Sunday, April 06, 2003

The face of death

It is often said that a picture is worth a thousand words. So why I ask myself, during a war that has been turned into such a media spectacle one wonders if it isn't just another sick Hollywood reality TV stunt, do we see no pictures that illustrate the impact of 300,000 horribly beweaponed troops on 24 million poorly equiped civilians, half of which are under the age of 18 (due to previous wars killing off so many of the older population)?

In the past years we have become accustomed to ever more graphic and disturbing depictions of the true horrors of warfare. Even of that modern "precision warfare" that one might think leaves no blood, no innocent victims, no fields of green turned slimey red by the blood of brave and frightened soldiers. In todays recreations of war there are no more strapping boys all dressed up in nicely pressed uniforms hardly breaking a sweat as they mow down the distant, unseen enemy in post WWII romantic war dramas. We know there are US troops out there doing what they are trained to do - kill. We know they are now running scared of every civillian that doesn't have both hands in the air and is using anything more substantial than a bicycle to flee their smoldering cities. We know civilians have been killed, over a thousand now. We know many more will be killed, and tens if not hundreds of thousands will be injured and forever traumatized by the forcible invasion and overthrowing of their country.

All this we know, we read, we hear, but some how it doesn't sink in for many people, just what is going on. Its over there, in another country where the people, well they aren't people like us, they are those Ay-rabs with towels on their heads, right? They don't really know much better, everything will be okay once they have seen the light, our light, and taken the pledge. Yes, its easy for our media, government and the unthinking supplicants that follow them, to de-humanize the enemy when we have not seen and felt how they suffer - just like we do in the face of terrible deeds that cause the deaths of many innocent civilians.

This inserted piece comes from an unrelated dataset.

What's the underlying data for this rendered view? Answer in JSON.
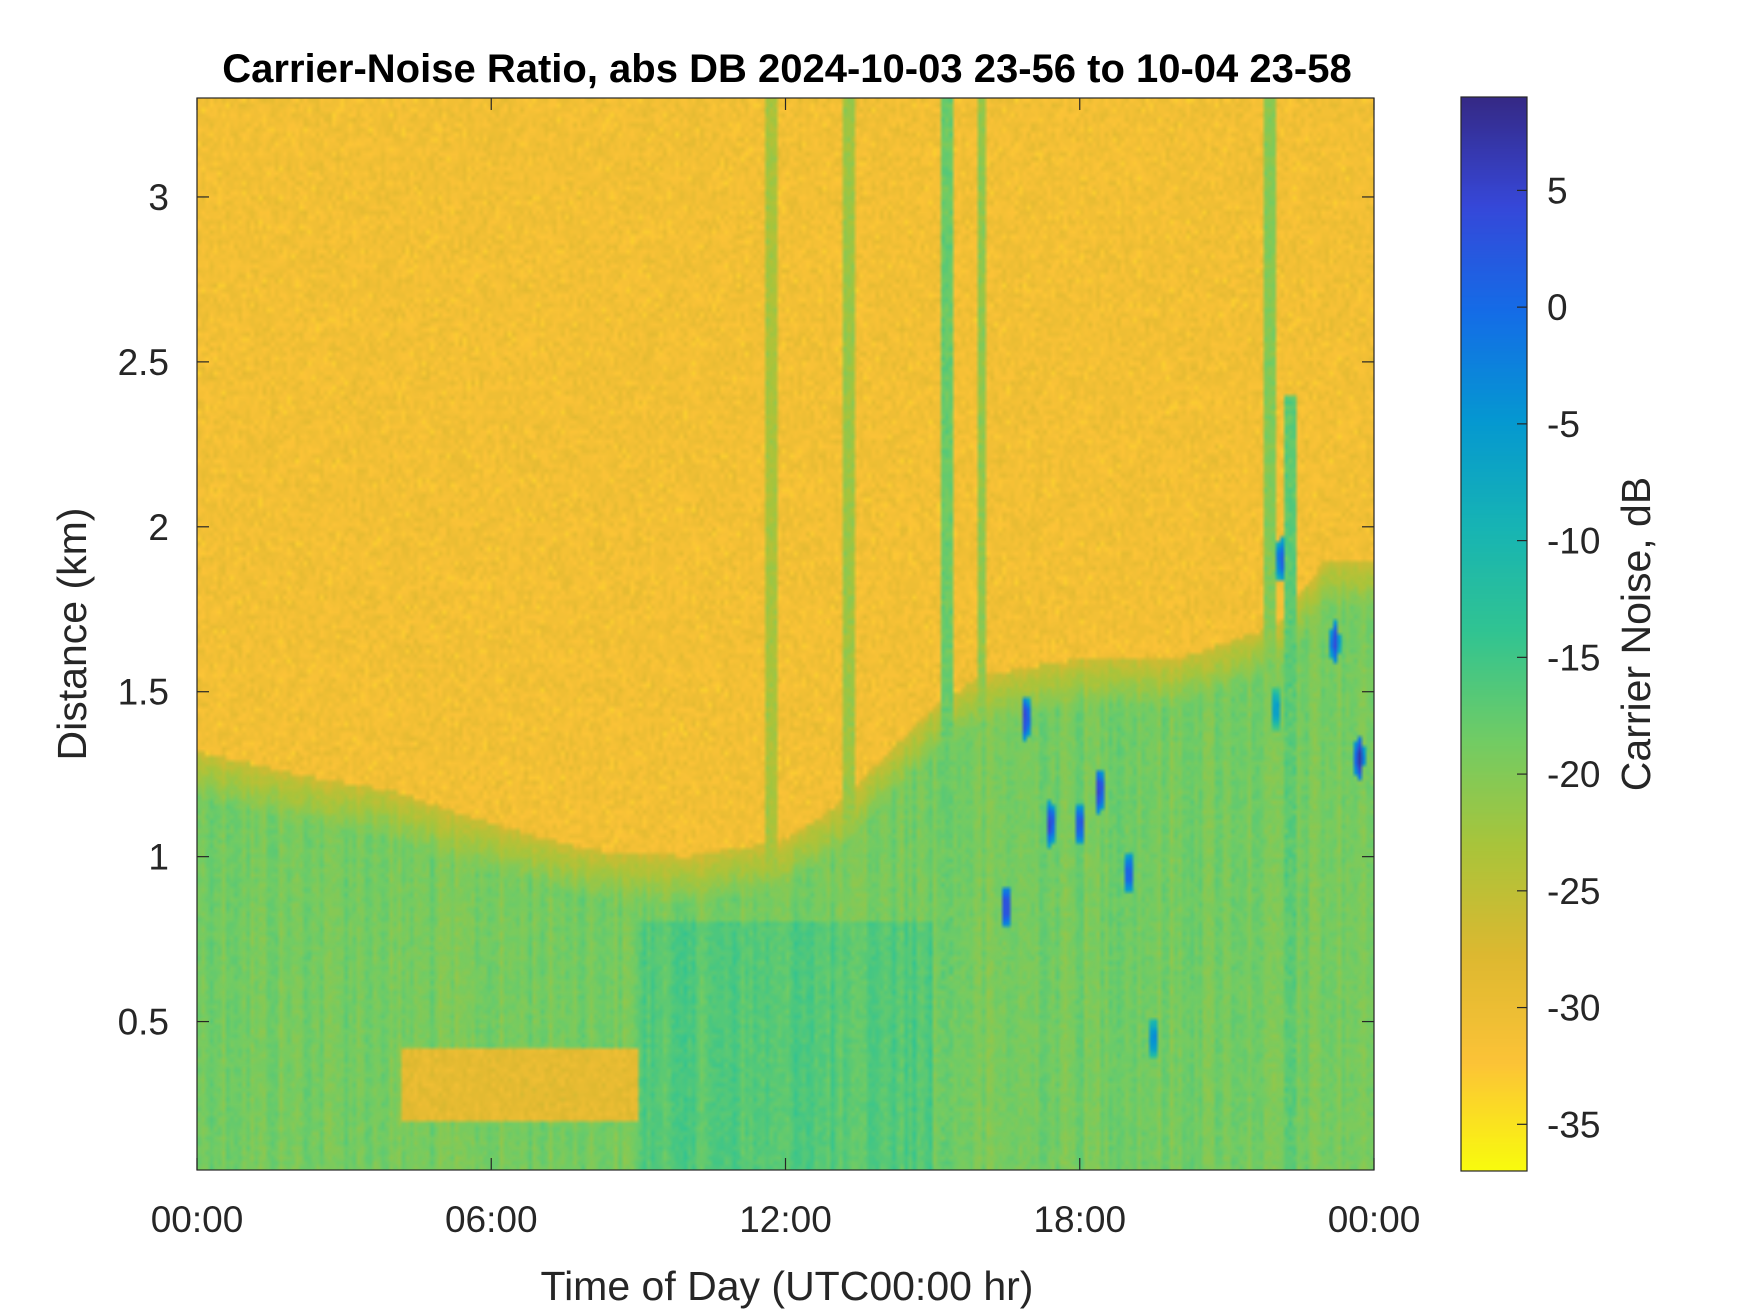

So it was with some surprise that this morning I finally came across a news site in New Zealand that has been cataloging war images from Iraq that have largely slipped under the mainstream radar. The site was referenced from SF Chronicle writer, Mark Morford's daily column which today contained a stinging critique of the santized war coverage where dead civilians are now just collateral damage. So insignificant the US doesn't even count them, or want to count them. Isn't it disgusting enough that civilians are dying as a consequence of this state authorized overseas killing spree? Now we are saying we don't even care enough to tally the dead, who are still being conveniently swept under the carpet of collateral damage along with buildings, bridges, roads and other non-human infrastructure. Shouldn't the dead civilians in Iraq be every bit as important, newsworthy, heroic, and honoured as those of 9/11? Is America Inc. telling us that they just don't count? Why? For what reason? I can't answer those questions and I find it disturbing to even think about the answers, which I find are shameful to everything that America is supposed to stand for, and this war probably means it will never again have a chance to stand for those things, if it really ever did in the past.

The pictures are not for the faint of heart, as death generally isn't, but they do illustrate that a picture is worth a thousand words - every single one of them says more than I've ever managed to type on the subject of why this war is evil, unecessary and a disgrace to civilized society. They show the true face of death, no cosmetic reconstruction of a recently deceased loved one, done up in Sunday best and resting peacefully. Nor even that other acceptable view of death, the faceless, anonmyous dead cocooned in sheaths of black body bags waiting for the last flight home. No, here we see dismembered men, women and children. Pathetic frail bodies wrapped in rags huddled in a coffin as an anguished mother looks on overcome with grief. Bloody faces, twisted remains, and skulls caved in, all the hope and dreams of the living and free crushed from them.

What has become of the American people that they are now so divorced from reality that over 1000 civilians deaths are just acceptable collatoral damage, a "necessary evil" that we must endure to remove weapons of mass destruction, that probably never will be found and probably never would have been used. When all the time the US is raining down indiscriminant cluster bombs, napalm and countless billions of dollars of munitions that somehow are not achieving mass destruction in our campain of "shock and awe". Just what do people think we are killing these civilians with? A fireworks show? Harsh language? No, its ton after ton after ton of flesh shreding lead, steel, depleted uranium, shrapnel, and high explosive and the consequences are plain for all to see.